‘Hot Jupiter’: You probably wouldn’t want to stay on WASP-121b

wasp-121b exoplanet nasa

Human beings have long been searching for an alternative, habitable planet to fly to when they inevitably destroy their current home. But the exoplanet dubbed WASP-121b probably won’t be labelled as a suitable candidate.

Nearly double the size of Jupiter, and orbiting a star 900 light years from Earth, this particular planet was discovered in 2015. But only this week has the planet given astronomers more insight into what they call “hot Jupiters”.

For starters, the exoplanet has a stratosphere — a layer in a planet’s upper atmosphere that becomes increasingly warmer with height — something that astronomers theorised exoplanets could sustain but could only now substantiate.

“This result is exciting because it shows that a common trait of most of the atmospheres in our solar system — a warm stratosphere — also can be found in exoplanet atmospheres,” Mark Marley, the study’s co-author based at NASA’s Ames Research Centre explains.

“We can now compare processes in exoplanet atmospheres with the same processes that happen under different sets of conditions in our own solar system.”
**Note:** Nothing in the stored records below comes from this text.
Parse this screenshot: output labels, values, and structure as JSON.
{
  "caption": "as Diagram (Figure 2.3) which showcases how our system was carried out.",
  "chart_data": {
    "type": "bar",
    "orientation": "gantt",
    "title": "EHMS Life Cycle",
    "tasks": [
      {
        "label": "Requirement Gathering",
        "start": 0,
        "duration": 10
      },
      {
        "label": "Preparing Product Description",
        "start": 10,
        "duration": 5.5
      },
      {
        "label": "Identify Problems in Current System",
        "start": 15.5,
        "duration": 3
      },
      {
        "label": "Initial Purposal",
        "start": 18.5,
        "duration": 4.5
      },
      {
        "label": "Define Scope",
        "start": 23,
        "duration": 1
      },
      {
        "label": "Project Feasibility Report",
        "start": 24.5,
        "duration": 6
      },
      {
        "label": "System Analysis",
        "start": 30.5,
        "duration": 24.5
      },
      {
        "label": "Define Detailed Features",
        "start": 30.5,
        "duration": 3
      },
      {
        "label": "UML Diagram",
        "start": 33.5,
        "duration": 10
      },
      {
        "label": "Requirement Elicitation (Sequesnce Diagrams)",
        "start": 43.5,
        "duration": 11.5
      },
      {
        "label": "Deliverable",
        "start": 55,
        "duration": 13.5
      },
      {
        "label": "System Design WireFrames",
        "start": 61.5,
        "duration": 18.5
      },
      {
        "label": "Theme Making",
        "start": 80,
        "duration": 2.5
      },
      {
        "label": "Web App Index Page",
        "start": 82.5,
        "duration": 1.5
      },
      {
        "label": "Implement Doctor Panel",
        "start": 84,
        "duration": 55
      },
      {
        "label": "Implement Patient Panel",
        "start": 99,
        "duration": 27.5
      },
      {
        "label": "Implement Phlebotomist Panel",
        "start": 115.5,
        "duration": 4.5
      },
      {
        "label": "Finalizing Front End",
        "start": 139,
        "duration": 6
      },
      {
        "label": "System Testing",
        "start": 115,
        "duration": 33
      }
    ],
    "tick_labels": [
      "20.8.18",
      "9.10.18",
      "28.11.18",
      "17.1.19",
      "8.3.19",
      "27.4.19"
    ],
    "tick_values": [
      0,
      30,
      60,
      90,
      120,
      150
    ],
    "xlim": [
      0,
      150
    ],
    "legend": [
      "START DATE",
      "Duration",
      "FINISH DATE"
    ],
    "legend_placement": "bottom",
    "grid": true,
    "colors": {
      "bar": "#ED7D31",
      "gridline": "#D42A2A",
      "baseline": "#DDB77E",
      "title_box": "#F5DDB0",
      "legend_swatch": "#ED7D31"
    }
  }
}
By studying the brightness and wavelengths of light bouncing off the planet, they determined that the atmosphere consists of vanadium oxide and titanium oxide — both not exactly great for humans to inhale, and a far cry from Earth’s life-sustaining cocktail of nitrogen and oxygen.

WASP-121b’s atmosphere is over 2000°C, while its ‘year’ lasts just 1.3 Earth days

The team also determined that the planet does have hot water vapour in its upper atmosphere.

The stratosphere on Earth is particularly important to life on the planet. It houses the ozone layer — a protective barrier of gas that diffuses harmful radiation from the sun. Through this, it also moderates the temperature of the lower atmosphere layer, which is an integral piece to the puzzle of sustaining life.

If there is life on WASP-121b, it would have to overcome some atrocious living conditions.

For one, the planet is so close to its host star that its year — or an entire lap of its orbit around its star — effectively lasts just 1.3 Earth days. NASA also states that “if it got any closer, the star’s gravity would start ripping it apart”. This in turn means an atmospheric temperature of 2500°C — more than toasty enough to melt a number of metals.

While the discovery bodes well for future exoplanet discoveries, researchers still can’t explain why this particular exoplanet has a stratosphere.

Even so, thanks to the planet’s ridiculous heat, proximity to its star and size, we’d probably recommend you avoid holidaying there.